The National Academy of Construction has elected Christopher J. Mossey, Fermilab deputy director for the Long-Baseline Neutrino Facility, as a member of its class of 2019. He was inducted Oct. 24 at the NAC annual meeting in Nashville, Tennessee. The new class includes 39 inductees. Mossey was selected from more than 300 leaders who were considered for NAC membership.
NAC cited Mossey as a “military and private sector leader deeply committed to conservation, sustainability, and the environment and supporting female, minority, and young engineers through mentoring.”
Election criteria for NAC include leadership, exceptional service, a continued commitment to making a contribution, past recognition by peers for innovation and being recognized as “best of the best.”

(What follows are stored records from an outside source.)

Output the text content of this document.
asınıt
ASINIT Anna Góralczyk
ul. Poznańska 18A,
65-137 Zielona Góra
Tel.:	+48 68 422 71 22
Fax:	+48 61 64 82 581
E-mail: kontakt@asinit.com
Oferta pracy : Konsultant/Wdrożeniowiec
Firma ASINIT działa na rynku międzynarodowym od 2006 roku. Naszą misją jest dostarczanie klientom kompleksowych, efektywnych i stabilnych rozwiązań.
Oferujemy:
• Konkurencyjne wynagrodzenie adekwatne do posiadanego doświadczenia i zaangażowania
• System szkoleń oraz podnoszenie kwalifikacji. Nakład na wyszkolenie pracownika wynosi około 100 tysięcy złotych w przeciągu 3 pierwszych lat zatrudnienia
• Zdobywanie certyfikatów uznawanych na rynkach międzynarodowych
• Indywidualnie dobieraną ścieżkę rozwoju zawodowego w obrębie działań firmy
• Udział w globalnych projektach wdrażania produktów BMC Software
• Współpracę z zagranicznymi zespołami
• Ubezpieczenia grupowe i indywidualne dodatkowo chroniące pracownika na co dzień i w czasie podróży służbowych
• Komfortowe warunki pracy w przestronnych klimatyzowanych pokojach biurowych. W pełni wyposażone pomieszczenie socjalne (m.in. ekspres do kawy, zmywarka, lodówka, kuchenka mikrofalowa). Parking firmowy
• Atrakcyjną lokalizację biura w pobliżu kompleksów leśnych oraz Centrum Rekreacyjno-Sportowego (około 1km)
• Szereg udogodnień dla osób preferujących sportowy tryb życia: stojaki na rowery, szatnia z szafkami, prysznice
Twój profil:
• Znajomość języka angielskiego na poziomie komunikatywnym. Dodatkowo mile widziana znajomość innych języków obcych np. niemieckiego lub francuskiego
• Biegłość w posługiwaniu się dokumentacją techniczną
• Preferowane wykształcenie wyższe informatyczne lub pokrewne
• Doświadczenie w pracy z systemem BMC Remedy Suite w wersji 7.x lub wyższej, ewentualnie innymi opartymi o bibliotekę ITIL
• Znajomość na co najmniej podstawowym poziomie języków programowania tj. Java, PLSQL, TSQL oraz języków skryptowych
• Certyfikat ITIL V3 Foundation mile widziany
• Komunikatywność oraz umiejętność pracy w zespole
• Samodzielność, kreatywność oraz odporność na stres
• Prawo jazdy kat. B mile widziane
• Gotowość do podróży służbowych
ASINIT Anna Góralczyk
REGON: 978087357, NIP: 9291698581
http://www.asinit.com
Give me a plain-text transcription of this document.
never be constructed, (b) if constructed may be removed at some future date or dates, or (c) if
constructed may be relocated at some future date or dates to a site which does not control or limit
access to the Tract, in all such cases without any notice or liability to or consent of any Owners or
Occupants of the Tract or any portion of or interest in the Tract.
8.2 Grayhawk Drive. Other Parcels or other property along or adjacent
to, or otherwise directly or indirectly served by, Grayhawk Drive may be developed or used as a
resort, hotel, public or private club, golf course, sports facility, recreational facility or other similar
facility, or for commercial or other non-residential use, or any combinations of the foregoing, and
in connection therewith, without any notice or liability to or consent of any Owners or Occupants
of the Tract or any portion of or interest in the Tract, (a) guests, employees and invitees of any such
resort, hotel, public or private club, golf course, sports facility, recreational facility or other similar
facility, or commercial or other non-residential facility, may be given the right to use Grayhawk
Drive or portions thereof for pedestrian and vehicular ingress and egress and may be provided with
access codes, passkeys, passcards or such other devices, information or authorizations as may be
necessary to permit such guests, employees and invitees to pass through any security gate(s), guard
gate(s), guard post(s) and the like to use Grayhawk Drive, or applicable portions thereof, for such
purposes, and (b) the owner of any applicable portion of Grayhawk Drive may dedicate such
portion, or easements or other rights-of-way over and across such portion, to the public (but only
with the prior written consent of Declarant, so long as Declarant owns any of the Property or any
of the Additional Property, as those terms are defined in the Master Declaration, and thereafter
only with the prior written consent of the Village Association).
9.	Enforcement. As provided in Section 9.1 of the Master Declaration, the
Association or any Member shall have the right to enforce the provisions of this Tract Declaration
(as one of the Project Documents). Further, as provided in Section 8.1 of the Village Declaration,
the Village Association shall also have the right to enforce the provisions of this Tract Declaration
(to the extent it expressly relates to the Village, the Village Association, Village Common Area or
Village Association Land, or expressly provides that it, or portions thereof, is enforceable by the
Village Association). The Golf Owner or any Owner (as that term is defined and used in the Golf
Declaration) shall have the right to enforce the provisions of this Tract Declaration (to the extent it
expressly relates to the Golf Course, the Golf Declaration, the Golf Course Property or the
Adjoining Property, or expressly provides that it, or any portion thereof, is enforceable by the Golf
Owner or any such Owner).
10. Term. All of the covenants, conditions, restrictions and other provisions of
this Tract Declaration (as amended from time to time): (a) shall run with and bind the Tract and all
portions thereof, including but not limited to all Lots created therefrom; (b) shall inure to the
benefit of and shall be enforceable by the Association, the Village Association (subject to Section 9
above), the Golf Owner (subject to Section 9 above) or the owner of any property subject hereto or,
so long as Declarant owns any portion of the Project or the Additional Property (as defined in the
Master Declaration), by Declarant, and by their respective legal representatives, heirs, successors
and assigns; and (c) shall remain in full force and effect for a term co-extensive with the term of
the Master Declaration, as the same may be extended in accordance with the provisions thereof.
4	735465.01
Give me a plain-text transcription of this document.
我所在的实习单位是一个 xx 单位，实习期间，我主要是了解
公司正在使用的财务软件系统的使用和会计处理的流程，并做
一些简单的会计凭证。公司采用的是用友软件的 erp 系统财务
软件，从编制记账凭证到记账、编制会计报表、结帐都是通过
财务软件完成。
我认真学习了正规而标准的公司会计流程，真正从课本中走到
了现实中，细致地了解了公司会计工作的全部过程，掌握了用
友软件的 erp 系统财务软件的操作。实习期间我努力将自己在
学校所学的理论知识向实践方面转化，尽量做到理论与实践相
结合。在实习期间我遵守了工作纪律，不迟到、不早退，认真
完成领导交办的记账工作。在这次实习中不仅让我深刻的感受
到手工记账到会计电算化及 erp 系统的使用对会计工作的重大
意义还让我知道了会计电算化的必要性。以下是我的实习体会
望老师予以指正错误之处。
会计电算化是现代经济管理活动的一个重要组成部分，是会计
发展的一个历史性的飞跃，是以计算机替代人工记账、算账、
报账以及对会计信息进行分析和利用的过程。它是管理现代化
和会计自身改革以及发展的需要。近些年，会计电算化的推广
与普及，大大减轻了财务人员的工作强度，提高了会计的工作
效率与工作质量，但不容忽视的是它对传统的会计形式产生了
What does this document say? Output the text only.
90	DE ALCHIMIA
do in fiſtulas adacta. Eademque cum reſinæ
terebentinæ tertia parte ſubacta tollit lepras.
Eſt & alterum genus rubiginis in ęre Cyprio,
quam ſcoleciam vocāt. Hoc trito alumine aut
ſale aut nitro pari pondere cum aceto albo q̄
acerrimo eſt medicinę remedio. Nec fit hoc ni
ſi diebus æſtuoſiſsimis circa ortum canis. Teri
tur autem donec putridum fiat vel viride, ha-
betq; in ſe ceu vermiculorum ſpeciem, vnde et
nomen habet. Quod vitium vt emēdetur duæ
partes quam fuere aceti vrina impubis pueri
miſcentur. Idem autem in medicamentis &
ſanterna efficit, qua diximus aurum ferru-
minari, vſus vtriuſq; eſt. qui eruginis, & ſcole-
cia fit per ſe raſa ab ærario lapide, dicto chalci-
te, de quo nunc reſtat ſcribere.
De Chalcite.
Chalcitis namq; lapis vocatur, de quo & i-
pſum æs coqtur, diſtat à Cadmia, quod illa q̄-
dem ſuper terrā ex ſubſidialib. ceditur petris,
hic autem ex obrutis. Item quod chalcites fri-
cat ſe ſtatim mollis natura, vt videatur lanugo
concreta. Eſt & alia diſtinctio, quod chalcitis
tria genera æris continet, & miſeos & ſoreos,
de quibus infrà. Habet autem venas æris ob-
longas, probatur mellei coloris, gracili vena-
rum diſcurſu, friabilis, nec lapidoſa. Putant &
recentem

A retired rear admiral, Mossey has more than three decades of experience leading design and construction programs. His last active duty assignment was as chief of the Civil Engineer Corps and commander of the Naval Facilities Engineering Command, a 19,000-person global organization that provides planning, engineering, construction and public works support to the U.S. Navy, Marine Corps, and other defense organizations. He is a fellow of the Society of American Military Engineers and served as the organization’s president from 2010-11. He holds a bachelor’s degree in electrical engineering from Cornell University and a master’s in construction management from Stanford University.
The National Academy of Construction, established in 1999, is an organization of industry leaders ― construction users, engineers, designers, constructors, consultants, attorneys, sureties, editors and academics ― who have made outstanding, life-long contributions to the design, construction and engineering industries.